350 steps vs. just a few clicks: The full picture of the report card
Before the official release, ARC-AGI-3 ran a 30-day developer preview.
The three public games range from map navigation to pattern matching and water level adjustment. The question types are diverse, but they have one thing in common: humans find them easy, while AI finds them extremely difficult.
More than 1200 human players participated in the test and completed more than 3900 games.
Most people not only passed the levels easily but also had a great time. Some persistent players even "speed-ran" all the way to the theoretically optimal number of steps.
The human baseline is 100%. On the AI side, the scores of all cutting-edge large models are below 1%.
The champion during the preview period is called StochasticGoose, from Tufa Labs.

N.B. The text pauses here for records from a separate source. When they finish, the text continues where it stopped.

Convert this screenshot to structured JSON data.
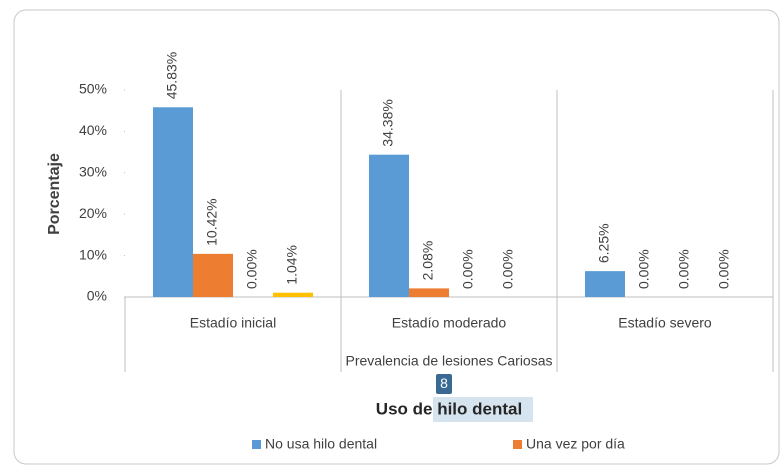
{
  "chart_data": {
    "type": "bar",
    "title": "Uso de hilo dental",
    "badge": "8",
    "y_label": "Porcentaje",
    "x_label": "Prevalencia de lesiones Cariosas",
    "categories": [
      "Estadío inicial",
      "Estadío moderado",
      "Estadío severo"
    ],
    "series": [
      {
        "name": "No usa hilo dental",
        "color": "#5b9bd5",
        "values": [
          45.83,
          34.38,
          6.25
        ],
        "value_labels": [
          "45.83%",
          "34.38%",
          "6.25%"
        ]
      },
      {
        "name": "Una vez por día",
        "color": "#ed7d31",
        "values": [
          10.42,
          2.08,
          0
        ],
        "value_labels": [
          "10.42%",
          "2.08%",
          "0.00%"
        ]
      },
      {
        "color": "#a5a5a5",
        "values": [
          0,
          0,
          0
        ],
        "value_labels": [
          "0.00%",
          "0.00%",
          "0.00%"
        ]
      },
      {
        "color": "#ffc000",
        "values": [
          1.04,
          0,
          0
        ],
        "value_labels": [
          "1.04%",
          "0.00%",
          "0.00%"
        ]
      }
    ],
    "ylim": [
      0,
      50
    ],
    "yticks": [
      {
        "value": 0,
        "label": "0%"
      },
      {
        "value": 10,
        "label": "10%"
      },
      {
        "value": 20,
        "label": "20%"
      },
      {
        "value": 30,
        "label": "30%"
      },
      {
        "value": 40,
        "label": "40%"
      },
      {
        "value": 50,
        "label": "50%"
      }
    ],
    "grid": false,
    "legend": "bottom"
  }
}
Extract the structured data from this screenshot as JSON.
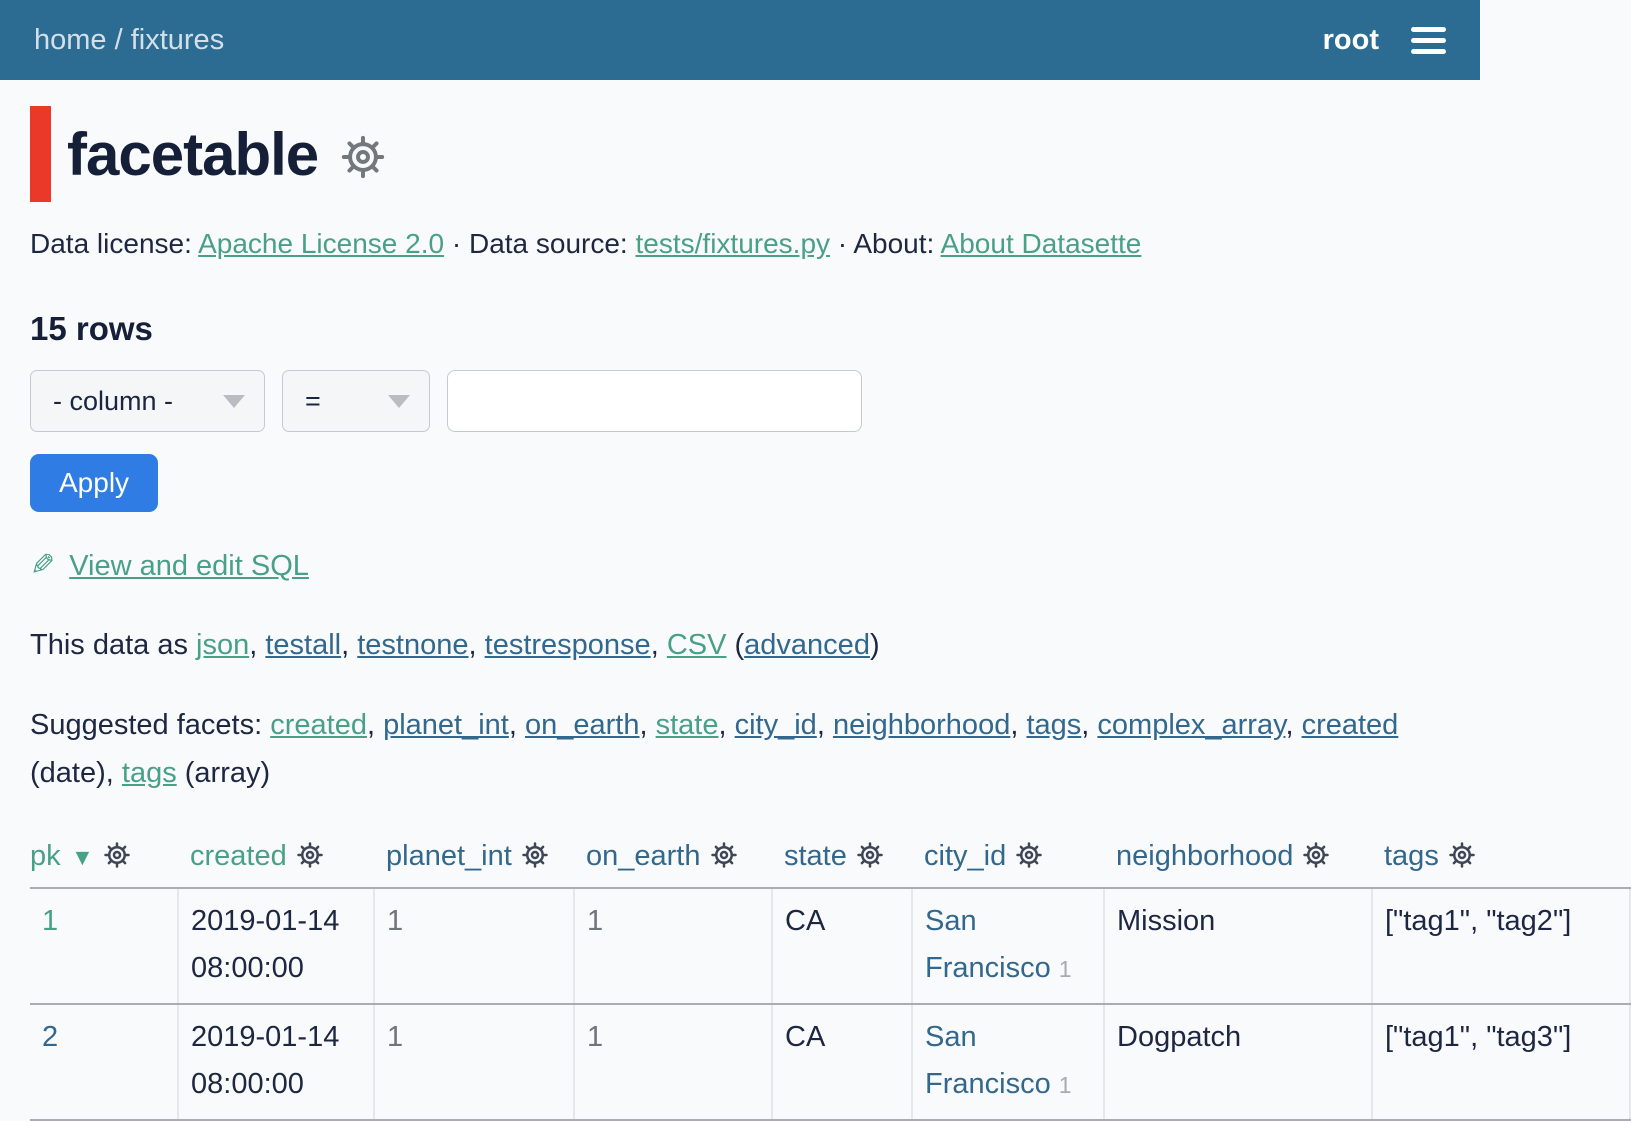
{
  "nav": {
    "breadcrumb_home": "home",
    "breadcrumb_sep": " / ",
    "breadcrumb_table": "fixtures",
    "user": "root"
  },
  "header": {
    "title": "facetable"
  },
  "metadata": {
    "license_label": "Data license:",
    "license": "Apache License 2.0",
    "dot": "·",
    "source_label": "Data source:",
    "source": "tests/fixtures.py",
    "about_label": "About:",
    "about": "About Datasette"
  },
  "rows_count": "15 rows",
  "filters": {
    "column_select": "- column -",
    "op_select": "=",
    "value": "",
    "apply_label": "Apply"
  },
  "sql_link": {
    "icon": "✎",
    "label": "View and edit SQL"
  },
  "export": {
    "prefix": "This data as",
    "separator": ", ",
    "links": [
      {
        "label": "json",
        "style": "green"
      },
      {
        "label": "testall",
        "style": "blue"
      },
      {
        "label": "testnone",
        "style": "blue"
      },
      {
        "label": "testresponse",
        "style": "blue"
      },
      {
        "label": "CSV",
        "style": "green"
      }
    ],
    "advanced_open": " (",
    "advanced": "advanced",
    "advanced_style": "blue",
    "advanced_close": ")"
  },
  "facets": {
    "prefix": "Suggested facets:",
    "separator": ", ",
    "items": [
      {
        "label": "created",
        "style": "green",
        "suffix": ""
      },
      {
        "label": "planet_int",
        "style": "blue",
        "suffix": ""
      },
      {
        "label": "on_earth",
        "style": "blue",
        "suffix": ""
      },
      {
        "label": "state",
        "style": "green",
        "suffix": ""
      },
      {
        "label": "city_id",
        "style": "blue",
        "suffix": ""
      },
      {
        "label": "neighborhood",
        "style": "blue",
        "suffix": ""
      },
      {
        "label": "tags",
        "style": "blue",
        "suffix": ""
      },
      {
        "label": "complex_array",
        "style": "blue",
        "suffix": ""
      },
      {
        "label": "created",
        "style": "blue",
        "suffix": " (date)"
      },
      {
        "label": "tags",
        "style": "green",
        "suffix": " (array)"
      }
    ]
  },
  "table": {
    "sort_glyph": "▼",
    "headers": [
      {
        "label": "pk",
        "style": "green",
        "sorted": "desc"
      },
      {
        "label": "created",
        "style": "green"
      },
      {
        "label": "planet_int",
        "style": "blue"
      },
      {
        "label": "on_earth",
        "style": "blue"
      },
      {
        "label": "state",
        "style": "blue"
      },
      {
        "label": "city_id",
        "style": "blue"
      },
      {
        "label": "neighborhood",
        "style": "blue"
      },
      {
        "label": "tags",
        "style": "blue"
      }
    ],
    "rows": [
      [
        {
          "col": "pk",
          "text": "1",
          "style": "link-green"
        },
        {
          "col": "created",
          "text": "2019-01-14 08:00:00",
          "style": "dark"
        },
        {
          "col": "planet_int",
          "text": "1",
          "style": "gray"
        },
        {
          "col": "on_earth",
          "text": "1",
          "style": "gray"
        },
        {
          "col": "state",
          "text": "CA",
          "style": "dark"
        },
        {
          "col": "city_id",
          "text": "San Francisco",
          "style": "link-blue",
          "badge": "1"
        },
        {
          "col": "neighborhood",
          "text": "Mission",
          "style": "dark"
        },
        {
          "col": "tags",
          "text": "[\"tag1\", \"tag2\"]",
          "style": "dark"
        }
      ],
      [
        {
          "col": "pk",
          "text": "2",
          "style": "link-blue"
        },
        {
          "col": "created",
          "text": "2019-01-14 08:00:00",
          "style": "dark"
        },
        {
          "col": "planet_int",
          "text": "1",
          "style": "gray"
        },
        {
          "col": "on_earth",
          "text": "1",
          "style": "gray"
        },
        {
          "col": "state",
          "text": "CA",
          "style": "dark"
        },
        {
          "col": "city_id",
          "text": "San Francisco",
          "style": "link-blue",
          "badge": "1"
        },
        {
          "col": "neighborhood",
          "text": "Dogpatch",
          "style": "dark"
        },
        {
          "col": "tags",
          "text": "[\"tag1\", \"tag3\"]",
          "style": "dark"
        }
      ]
    ]
  }
}
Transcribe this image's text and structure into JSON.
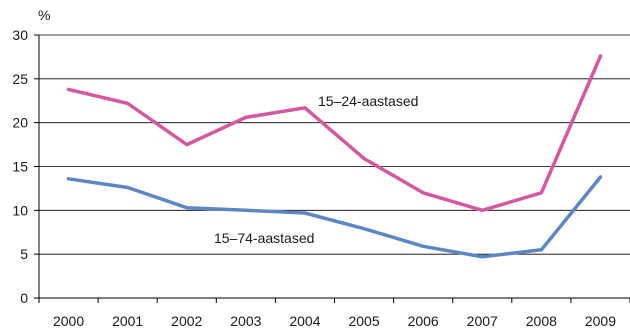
{
  "chart_data": {
    "type": "line",
    "title": "",
    "xlabel": "",
    "ylabel": "%",
    "ylim": [
      0,
      30
    ],
    "yticks": [
      0,
      5,
      10,
      15,
      20,
      25,
      30
    ],
    "grid": true,
    "categories": [
      "2000",
      "2001",
      "2002",
      "2003",
      "2004",
      "2005",
      "2006",
      "2007",
      "2008",
      "2009"
    ],
    "series": [
      {
        "name": "15–24-aastased",
        "color": "#d4589f",
        "values": [
          23.8,
          22.2,
          17.5,
          20.6,
          21.7,
          15.9,
          12.0,
          10.0,
          12.0,
          27.6
        ]
      },
      {
        "name": "15–74-aastased",
        "color": "#5b87c5",
        "values": [
          13.6,
          12.6,
          10.3,
          10.0,
          9.7,
          7.9,
          5.9,
          4.7,
          5.5,
          13.8
        ]
      }
    ]
  }
}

It is not a large model but an action-learning agent based on a convolutional neural network, which uses simple reinforcement learning to predict which operations will cause changes in the screen. It finally scored 12.58%, which is already the highest among all participating systems.
But even this champion spent nearly 350 ineffective click operations at the beginning of a water level adjustment game.
350 steps. Humans only need to click a few times to figure it out.
What's more counterintuitive is that the top three in the leaderboard are all non-LLM solutions — CNN, rule-based state graph exploration, and frame graph search without training.
A CNN-based solution scores more than 12 percentage points higher than the GPT-5.x series. And those agents connected to cutting-edge large models often end up at the bottom of the list, and some even crash frequently.
AI shoots itself in the foot
The ARC team also found a very interesting phenomenon.
One of the main failure modes of AI is: "thinking it is playing another game".
For example, you are blindfolded and thrown into a room.
You touch a round object, so you conclude: "This is a basketball court, and I should shoot a basket." But in fact, what you are holding may be a watermelon, and the room is actually a kitchen.
This is the kind of mistake AI makes.
In a brand-new environment, it sees some initial visual information, then quickly "imagines" a game framework for itself, and then frantically executes the plan along this wrong assumption, going further and further astray.
It won't stop and think: Wait, why don't I seem to be getting positive feedback? Is my assumption wrong?
Because current AI lacks a "meta-cognitive" ability. That is, it doesn't know what it doesn't know.
This explains why large models end up at the bottom of the list.
The larger the number of parameters and the richer the pre-trained knowledge of the model, the more likely it is to "imagine" a strange environment as something it has seen before and then stick to it.
On the contrary, those lightweight CNN agents and graph search systems can learn honestly from environmental feedback because they don't have the burden of "preconceived notions".